Common law accommodated both precepts quite effectively by confining the expert to reliance on only two types of predicate facts: (1) facts that reposed in the expert's personal knowledge; and/or (2) facts in evidence.11 In New York, this is known as the Keough Rule.12 Indeed, under the Keough rule there was really only one permissible predicate, namely facts in evidence, because the law required that where the witness relied upon personal knowledge, that knowledge had to be spread upon the record before the resulting opinion would be allowed.13 Accordingly, if the expert's opinion rested on anything other than record evidence the opinion was not admissible. The expert could not base the opinion on hearsay unless that hearsay qualified for independent admission under an established hearsay exception.
The common law mechanism that enforced this hearsay ban was the hypothetical question. The proponent of the opinion was required to feed the predicate "facts" to the expert in hypothetical form: "Doctor, please assume facts A, B, C, D and E." If any one of those predicate facts were not in evidence, the question was objectionable.14 The virtue of the hypothetical question was that it afforded the opportunity to make timely objection to prevent the trier of fact from hearing an opinion that rested on hearsay. Critics, however, saw its vice in the fact that it was at times cumbersome and time-consuming in execution and because skilled trial lawyers could use it as something of a "free" mid-trial summation.
In the mid-1970s, the Federal Rules of Evidence expanded the bases upon which an expert might permissibly rely to include inadmissible out-of-court material if "experts in the particular field would reasonably rely on those kinds of facts or data in forming an opinion on the subject."15 Perhaps swept up in the liberalizing zeitgeist of the era New York set upon a similar path. In People v. Sugden16 the court relaxed the Keough rule in criminal cases. Ten years later, in Hambsch v. New York City Transit Authority,17 the court brought the liberalized approach to civil cases as well.

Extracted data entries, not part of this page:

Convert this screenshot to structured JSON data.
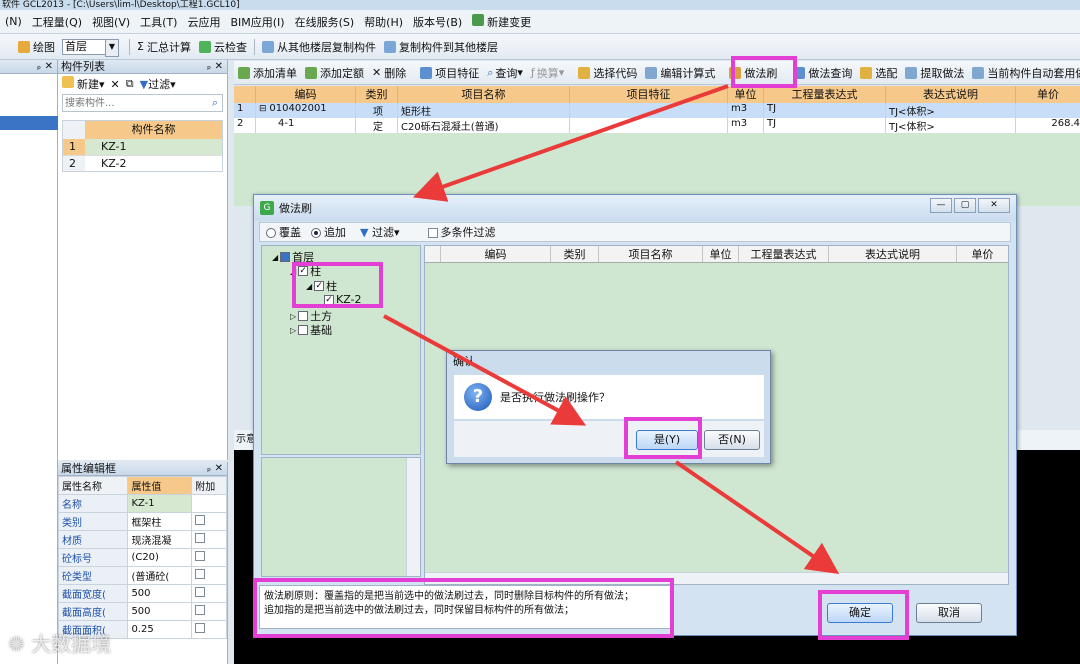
{
  "window": {
    "title": "软件 GCL2013 - [C:\\Users\\lim-l\\Desktop\\工程1.GCL10]"
  },
  "menu": [
    "(N)",
    "工程量(Q)",
    "视图(V)",
    "工具(T)",
    "云应用",
    "BIM应用(I)",
    "在线服务(S)",
    "帮助(H)",
    "版本号(B)",
    "新建变更"
  ],
  "toolbar": {
    "draw": "绘图",
    "floor": "首层",
    "sum_calc": "汇总计算",
    "cloud_check": "云检查",
    "copy_from": "从其他楼层复制构件",
    "copy_to": "复制构件到其他楼层"
  },
  "component_list": {
    "title": "构件列表",
    "new_label": "新建",
    "filter_label": "过滤",
    "search_placeholder": "搜索构件...",
    "column": "构件名称",
    "rows": [
      {
        "no": "1",
        "name": "KZ-1"
      },
      {
        "no": "2",
        "name": "KZ-2"
      }
    ]
  },
  "properties": {
    "title": "属性编辑框",
    "headers": [
      "属性名称",
      "属性值",
      "附加"
    ],
    "rows": [
      {
        "no": "1",
        "name": "名称",
        "value": "KZ-1"
      },
      {
        "no": "2",
        "name": "类别",
        "value": "框架柱"
      },
      {
        "no": "3",
        "name": "材质",
        "value": "现浇混凝"
      },
      {
        "no": "4",
        "name": "砼标号",
        "value": "(C20)"
      },
      {
        "no": "5",
        "name": "砼类型",
        "value": "(普通砼("
      },
      {
        "no": "6",
        "name": "截面宽度(",
        "value": "500"
      },
      {
        "no": "7",
        "name": "截面高度(",
        "value": "500"
      },
      {
        "no": "8",
        "name": "截面面积(",
        "value": "0.25"
      }
    ]
  },
  "main_toolbar": [
    "添加清单",
    "添加定额",
    "删除",
    "项目特征",
    "查询",
    "换算",
    "选择代码",
    "编辑计算式",
    "做法刷",
    "做法查询",
    "选配",
    "提取做法",
    "当前构件自动套用做法"
  ],
  "main_table": {
    "headers": [
      "编码",
      "类别",
      "项目名称",
      "项目特征",
      "单位",
      "工程量表达式",
      "表达式说明",
      "单价"
    ],
    "rows": [
      {
        "no": "1",
        "code": "010402001",
        "type": "项",
        "name": "矩形柱",
        "feature": "",
        "unit": "m3",
        "expr": "TJ",
        "desc": "TJ<体积>",
        "price": ""
      },
      {
        "no": "2",
        "code": "4-1",
        "type": "定",
        "name": "C20砾石混凝土(普通)",
        "feature": "",
        "unit": "m3",
        "expr": "TJ",
        "desc": "TJ<体积>",
        "price": "268.4"
      }
    ]
  },
  "dark_strip_label": "示意",
  "dialog": {
    "title": "做法刷",
    "overwrite": "覆盖",
    "append": "追加",
    "filter": "过滤",
    "multi_filter": "多条件过滤",
    "tree": {
      "root": "首层",
      "col1": "柱",
      "col2": "柱",
      "leaf": "KZ-2",
      "earth": "土方",
      "found": "基础"
    },
    "grid_headers": [
      "编码",
      "类别",
      "项目名称",
      "单位",
      "工程量表达式",
      "表达式说明",
      "单价"
    ],
    "note_line1": "做法刷原则：覆盖指的是把当前选中的做法刷过去，同时删除目标构件的所有做法；",
    "note_line2": "追加指的是把当前选中的做法刷过去，同时保留目标构件的所有做法；",
    "ok": "确定",
    "cancel": "取消"
  },
  "confirm": {
    "title": "确认",
    "message": "是否执行做法刷操作？",
    "yes": "是(Y)",
    "no": "否(N)"
  },
  "watermark": "大数据境"
}
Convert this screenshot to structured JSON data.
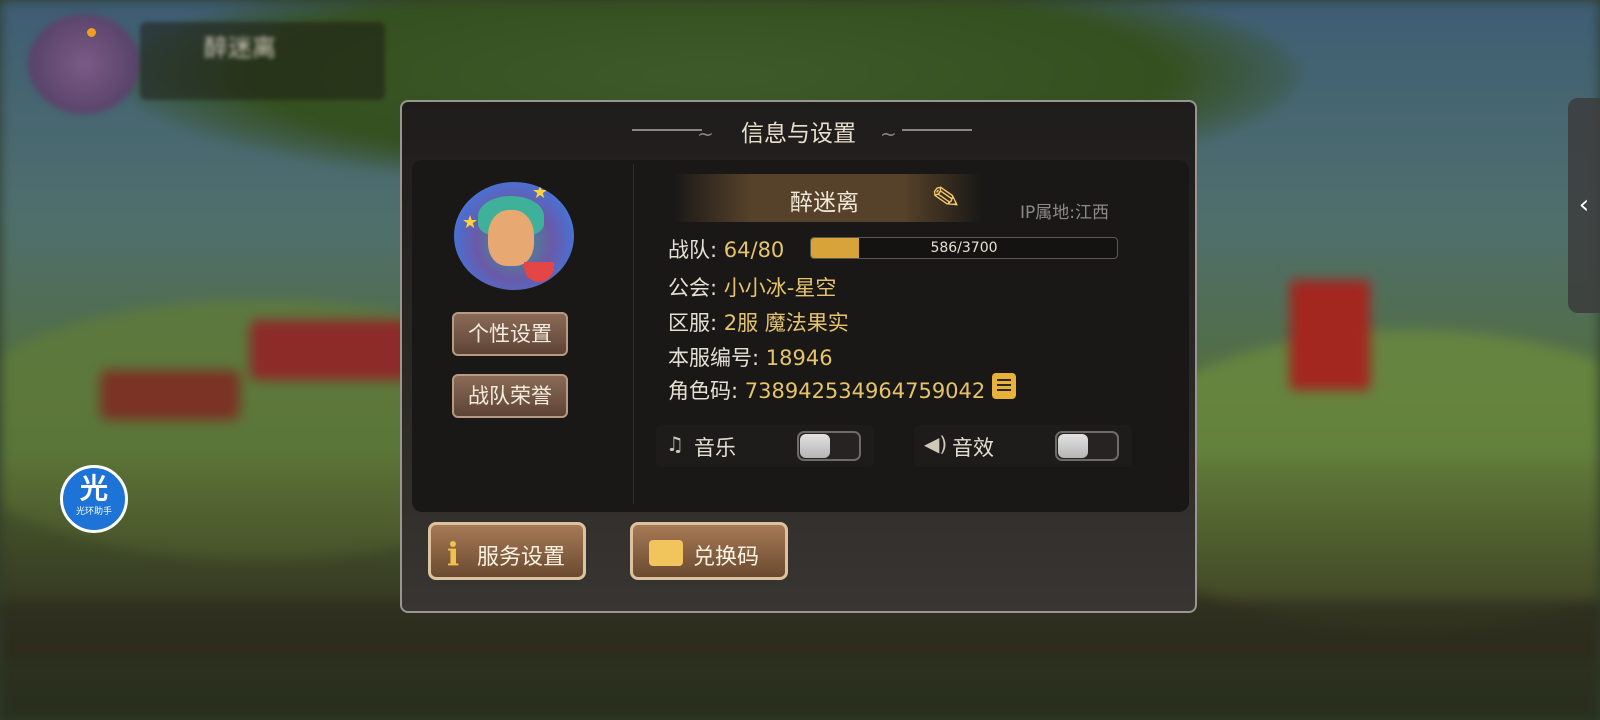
{
  "player": {
    "hud_name": "醉迷离"
  },
  "helper": {
    "icon_char": "光",
    "label": "光环助手"
  },
  "side_tab": {
    "icon": "chevron-left-icon",
    "glyph": "‹"
  },
  "dialog": {
    "title": "信息与设置",
    "name": "醉迷离",
    "ip_location": "IP属地:江西",
    "team_label": "战队:",
    "team_value": "64/80",
    "team_xp": {
      "current": 586,
      "max": 3700,
      "text": "586/3700"
    },
    "guild_label": "公会:",
    "guild_value": "小小冰-星空",
    "server_label": "区服:",
    "server_value": "2服 魔法果实",
    "server_no_label": "本服编号:",
    "server_no_value": "18946",
    "role_code_label": "角色码:",
    "role_code_value": "738942534964759042",
    "buttons": {
      "personal_settings": "个性设置",
      "team_honor": "战队荣誉",
      "service_settings": "服务设置",
      "redeem_code": "兑换码"
    },
    "toggles": {
      "music": {
        "label": "音乐",
        "on": false
      },
      "sound": {
        "label": "音效",
        "on": false
      }
    }
  },
  "colors": {
    "accent_gold": "#e6c46b",
    "button_brown": "#6a4a30",
    "helper_blue": "#1d73d6"
  }
}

Hambsch, however, made clear that there were two foundational requirements to the professional hearsay predicate. The out-of-court material (1) must be "of a kind accepted in the profession as reliable in forming a professional opinion" and (2) "there must be evidence establishing the reliability of the out of court material."18 If the expert relies upon hearsay that is not deemed professionally reliable, the opinion is inadmissible unless the court, under the authority of People v. Stone,19 finds that the expert had a legally competent basis apart from the offending hearsay.

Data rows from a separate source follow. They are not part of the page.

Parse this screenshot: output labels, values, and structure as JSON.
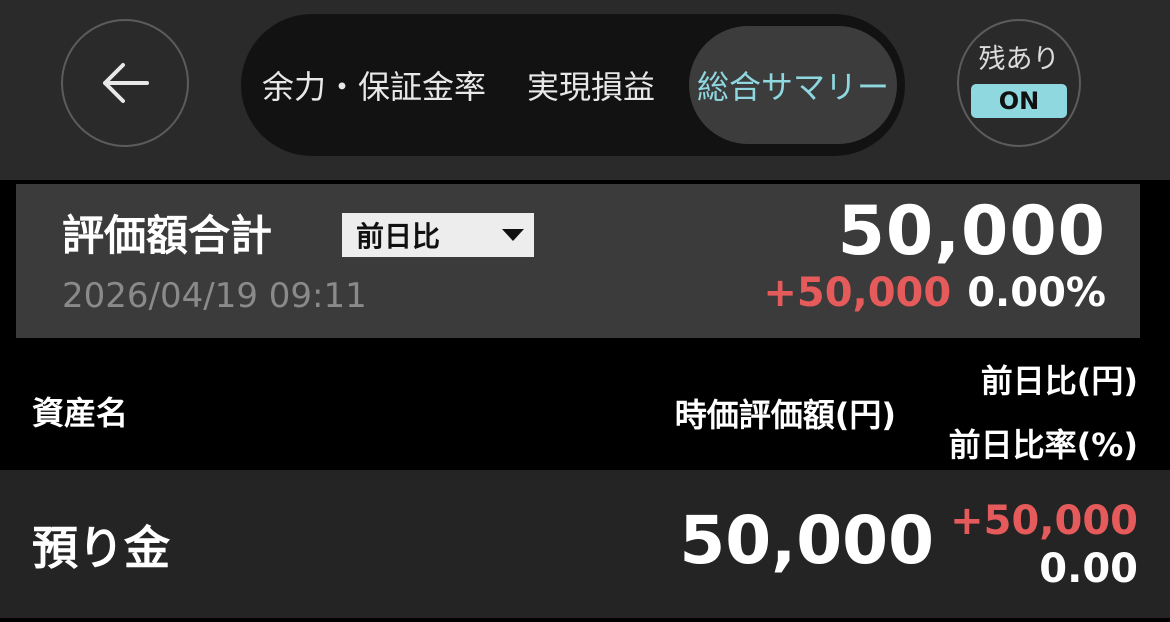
{
  "header": {
    "tabs": [
      {
        "label": "余力・保証金率",
        "active": false
      },
      {
        "label": "実現損益",
        "active": false
      },
      {
        "label": "総合サマリー",
        "active": true
      }
    ],
    "remaining_toggle": {
      "label": "残あり",
      "state": "ON"
    }
  },
  "summary": {
    "title": "評価額合計",
    "compare_select": "前日比",
    "timestamp": "2026/04/19 09:11",
    "total": "50,000",
    "change": "+50,000",
    "change_rate": "0.00%"
  },
  "columns": {
    "asset": "資産名",
    "value": "時価評価額(円)",
    "diff": "前日比(円)",
    "diff_rate": "前日比率(%)"
  },
  "rows": [
    {
      "name": "預り金",
      "value": "50,000",
      "diff": "+50,000",
      "diff_rate": "0.00"
    }
  ],
  "colors": {
    "accent": "#8fd8e0",
    "positive": "#e55a5a",
    "header_bg": "#2a2a2a",
    "summary_bg": "#3b3b3b"
  },
  "icons": {
    "back": "arrow-left-icon",
    "dropdown": "triangle-down-icon"
  }
}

Significantly, the Hambsch court specifically cited Borden v. Brady,20 an Appellate Division decision which also made explicit that the professional reliability predicate is an exception only to the Keough rule; it is not an exception to the rule against hearsay. Even if the expert's reliance is customary in the field and even if there is independent evidence of reliability, the total effect of the professional hearsay predicate is that the expert's opinion is not rendered inadmissible. The expert's reliance on out-of-court material does not, however, render that material admissible; it remains inadmissible hearsay.
The Majority Opinion
In Floyd Y., all seven judges of the court agreed that reversal was required, though different rationales were proffered. The majority neither analyzed nor even cited the touchstone precedents found in Sugden, Hambsch, and their progeny. Instead, it held that even in a civil proceeding the constitutional guarantee of due process requires that all evidence meet "a minimum standard of reliability."

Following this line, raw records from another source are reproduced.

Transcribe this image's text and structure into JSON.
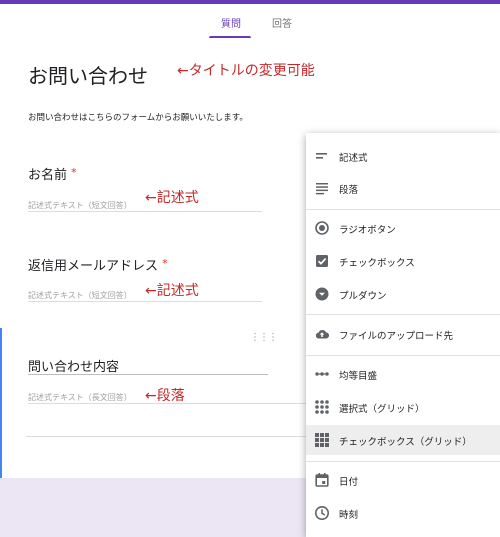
{
  "tabs": [
    {
      "label": "質問",
      "active": true
    },
    {
      "label": "回答",
      "active": false
    }
  ],
  "form": {
    "title": "お問い合わせ",
    "title_annotation": "←タイトルの変更可能",
    "description": "お問い合わせはこちらのフォームからお願いいたします。"
  },
  "questions": [
    {
      "title": "お名前",
      "required": "*",
      "hint": "記述式テキスト（短文回答）",
      "annotation": "←記述式"
    },
    {
      "title": "返信用メールアドレス",
      "required": "*",
      "hint": "記述式テキスト（短文回答）",
      "annotation": "←記述式"
    },
    {
      "title": "問い合わせ内容",
      "required": "",
      "hint": "記述式テキスト（長文回答）",
      "annotation": "←段落"
    }
  ],
  "active_card": {
    "drag_handle": "⋮⋮⋮"
  },
  "type_menu": {
    "items": [
      {
        "label": "記述式",
        "icon": "short-answer-icon"
      },
      {
        "label": "段落",
        "icon": "paragraph-icon"
      },
      {
        "label": "ラジオボタン",
        "icon": "radio-button-icon"
      },
      {
        "label": "チェックボックス",
        "icon": "checkbox-icon"
      },
      {
        "label": "プルダウン",
        "icon": "dropdown-icon"
      },
      {
        "label": "ファイルのアップロード先",
        "icon": "cloud-upload-icon"
      },
      {
        "label": "均等目盛",
        "icon": "linear-scale-icon"
      },
      {
        "label": "選択式（グリッド）",
        "icon": "grid-icon"
      },
      {
        "label": "チェックボックス（グリッド）",
        "icon": "checkbox-grid-icon",
        "highlighted": true
      },
      {
        "label": "日付",
        "icon": "calendar-icon"
      },
      {
        "label": "時刻",
        "icon": "clock-icon"
      }
    ]
  },
  "colors": {
    "accent": "#673ab7",
    "annotation": "#c62828",
    "focus": "#4285f4",
    "icon": "#5f6368"
  }
}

The majority found it acceptable to inform the jury of the content of the out-of-court statements with respect to charges that had resulted in a criminal adjudication of guilt. The allegation that was supported by respondent's admissions was likewise deemed sufficiently reliable to comport with due process. The accusation that had resulted in acquittal and the one that had not resulted in formal charges, however, did not carry sufficient indicia of reliability and, therefore, their disclosure to the jury by the experts was a denial of due process requiring reversal.